Download App

Chapter 4: Pembuktian Cinta yang Salah

BAB 4

Aku bergegas pergi usai berbincang sebentar dan menyalimi kedua orang tua Dion. Tak mau berlarut-larut dihantui rasa was-was karena pergumulan tadi. Entah apakah Dion melakukan hal-hal yang membuat acara kami berdua tak ketahuan. Aku mengendarai mobil dengan kecepatan sedang namun pikiranku mengembara entah kemana. Mmebayangkan bila seandainya orang tua Dion datang lebih awal ketika kami sedang memadu kasih tentu akan menimbulkan kegemparan yang luar biasa. Aku mengacak rambutku yang tak gatal, kesal sekaligus merasa takut gara-gara ulah Dion yang menyuruhnya pagi-pagi ke sana dan mengatakan keadaan aman namun naytanya orang tuanya datang tiba-tiba. Bila telat sedikit saja, tentu akan ketahuan aktifitas apa yang kami lakukan, pikirku.

Tak berapa lama, aku sampai di kampus. Untunglah ketika masuk kelas, dosen belum datang. Jadi, aku bisa sedikit mengatur napas dan pikiranku agar bisa sedikit santai.

"Han, lu kenapa? Tegang amat kayaknya" tanya Indri sambil menepuk pundakku.

"Ah, nggak. Kecapean aja nih gue, kan lagi banyak tugas nih" ujarku sambil menyenderkan bahu ke kursi yang ku duduki. Sekitar kurang lebih sepuluh menit kemudian, dosen mata kuliah pertama pun datang. Selama perkuliahan hari ini, Hana tak fokus sama sekali. Mau mengecek gawai namun ia tak berhasrat sama sekali memainkan gawainya, padahal ia benar-benar ingin tahu apa yang terjadi di rumah setelah kepergiannya tadi. Untunglah mata kuliah yang berlangsung selam kurang lebih dua jam ini sudah selesai. Ia mengambil gawainya yang ia letakkan di dalam tas ketika pembelajaran berlangsung. Ternyata benar, Dion sama seklai tak mengirimi dirinya pesan sama sekali. Menyebalkan. Akhirnya seperti yang sudah, sudah, aku yang harus selalu menghubunginya Mulailah aku mengetik pesan, menanyakan mengapa orang tua Dion datang lebih cepat padahal jelas-jelas ia yang mengatakan bahwa mereka akan pulang terlambat. Kemudian menanyakan apakah semua aman terkendali setelah aku pergi ke kampus.

Cukup lama menunggu balasan dari Dion, hingga ia menuliskan beberapa patah kata yang membuat Hana sedikit tenang.
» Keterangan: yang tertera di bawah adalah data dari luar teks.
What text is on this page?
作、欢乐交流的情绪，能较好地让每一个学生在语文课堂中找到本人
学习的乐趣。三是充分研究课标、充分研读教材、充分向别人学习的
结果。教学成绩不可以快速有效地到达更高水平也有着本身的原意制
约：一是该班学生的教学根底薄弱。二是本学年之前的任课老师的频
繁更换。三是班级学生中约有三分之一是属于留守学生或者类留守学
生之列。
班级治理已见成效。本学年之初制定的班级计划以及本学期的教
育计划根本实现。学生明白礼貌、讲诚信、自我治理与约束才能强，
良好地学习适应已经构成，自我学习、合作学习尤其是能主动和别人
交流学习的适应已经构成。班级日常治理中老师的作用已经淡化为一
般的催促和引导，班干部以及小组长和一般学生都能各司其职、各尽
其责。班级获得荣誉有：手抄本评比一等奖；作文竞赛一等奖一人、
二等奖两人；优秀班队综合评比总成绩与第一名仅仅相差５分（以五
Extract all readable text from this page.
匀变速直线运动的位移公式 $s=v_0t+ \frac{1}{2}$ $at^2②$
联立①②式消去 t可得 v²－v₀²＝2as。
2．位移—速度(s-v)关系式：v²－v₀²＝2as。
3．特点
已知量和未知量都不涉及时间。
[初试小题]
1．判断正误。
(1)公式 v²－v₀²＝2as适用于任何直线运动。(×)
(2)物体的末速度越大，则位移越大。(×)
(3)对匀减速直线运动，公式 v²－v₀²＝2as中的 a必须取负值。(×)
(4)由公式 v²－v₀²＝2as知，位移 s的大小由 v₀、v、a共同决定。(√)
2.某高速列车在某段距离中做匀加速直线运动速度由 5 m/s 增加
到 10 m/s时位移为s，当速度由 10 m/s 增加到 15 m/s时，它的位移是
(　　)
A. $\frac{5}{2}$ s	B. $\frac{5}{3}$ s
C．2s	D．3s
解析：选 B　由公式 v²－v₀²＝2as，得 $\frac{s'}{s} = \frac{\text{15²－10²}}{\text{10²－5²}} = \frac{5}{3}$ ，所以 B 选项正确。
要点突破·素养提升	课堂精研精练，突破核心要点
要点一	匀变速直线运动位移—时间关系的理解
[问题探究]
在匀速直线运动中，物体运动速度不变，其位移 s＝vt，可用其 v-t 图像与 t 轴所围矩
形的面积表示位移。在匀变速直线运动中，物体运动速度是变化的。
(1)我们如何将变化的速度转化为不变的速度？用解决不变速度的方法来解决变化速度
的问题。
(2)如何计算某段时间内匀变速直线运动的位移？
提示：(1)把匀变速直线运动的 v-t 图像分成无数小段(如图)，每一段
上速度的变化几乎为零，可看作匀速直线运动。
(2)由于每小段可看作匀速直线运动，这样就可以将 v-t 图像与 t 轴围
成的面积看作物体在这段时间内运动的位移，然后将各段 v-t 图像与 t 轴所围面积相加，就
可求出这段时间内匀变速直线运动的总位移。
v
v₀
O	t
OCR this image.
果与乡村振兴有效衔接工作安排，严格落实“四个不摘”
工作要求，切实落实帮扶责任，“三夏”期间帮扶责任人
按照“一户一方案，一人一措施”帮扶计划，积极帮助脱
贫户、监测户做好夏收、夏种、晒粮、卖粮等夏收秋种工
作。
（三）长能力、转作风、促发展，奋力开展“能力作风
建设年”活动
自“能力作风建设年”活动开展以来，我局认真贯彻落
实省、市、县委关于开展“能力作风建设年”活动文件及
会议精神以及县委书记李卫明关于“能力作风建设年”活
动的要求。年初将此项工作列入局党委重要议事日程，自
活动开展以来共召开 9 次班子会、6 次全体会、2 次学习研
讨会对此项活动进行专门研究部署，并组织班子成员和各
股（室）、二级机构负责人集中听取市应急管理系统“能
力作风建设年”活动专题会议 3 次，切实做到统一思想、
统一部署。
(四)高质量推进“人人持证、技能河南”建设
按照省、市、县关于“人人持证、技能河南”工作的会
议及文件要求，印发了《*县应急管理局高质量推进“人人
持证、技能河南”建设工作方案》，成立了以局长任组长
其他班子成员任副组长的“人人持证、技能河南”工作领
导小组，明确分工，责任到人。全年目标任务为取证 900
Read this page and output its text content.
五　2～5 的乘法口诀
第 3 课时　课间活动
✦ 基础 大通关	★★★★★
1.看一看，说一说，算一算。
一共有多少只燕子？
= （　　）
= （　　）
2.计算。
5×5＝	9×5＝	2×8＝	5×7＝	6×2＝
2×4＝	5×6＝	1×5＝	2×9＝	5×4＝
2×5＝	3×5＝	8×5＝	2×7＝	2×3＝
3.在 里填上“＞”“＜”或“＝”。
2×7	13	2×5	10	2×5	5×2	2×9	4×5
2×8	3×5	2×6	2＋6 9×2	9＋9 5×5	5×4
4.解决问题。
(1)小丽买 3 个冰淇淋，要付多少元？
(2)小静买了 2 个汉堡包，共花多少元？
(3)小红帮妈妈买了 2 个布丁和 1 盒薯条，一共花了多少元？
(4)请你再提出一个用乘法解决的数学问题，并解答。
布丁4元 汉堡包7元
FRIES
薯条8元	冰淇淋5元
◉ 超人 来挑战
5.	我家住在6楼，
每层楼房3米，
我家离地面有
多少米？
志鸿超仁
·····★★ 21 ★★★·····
Dion mengatakan bahwa mama papanya hanya mengambil berkas yang tertinggal saja kemudian langsung balik ke kantor lagi. Aku menhembuskan napas lega, tak terbayang seandainya mama dan papa Dion sempat masuk ke kamar Dion dan melihat pemandangan kamar yang berantakan. Namun untunglah semuanya berjalan dnegan lancer tanpa harus merasa was-was lagi. Tak ku balas lagi esan dari Dion, biarkan saja. Aku sudah terlalu Lelah dnegan perlakuannya tadi. Tunggu saja, pasti nanti kalau dia inngin, baru nanti menghubungiku.Terkadang aku merasa Dion hanya melampiaskan nafsunya saja kepadaku, tapi di sisi lain dia selalu berusaha meyakinkan aku bahwa dia serius menjalin hubungan ini. Kalau sudah begitu, aku seakan takluk dan hanya bisa mengiyakan segala perkataannya walapun masih ada sisa-sisa keraguanku terhadap Dion.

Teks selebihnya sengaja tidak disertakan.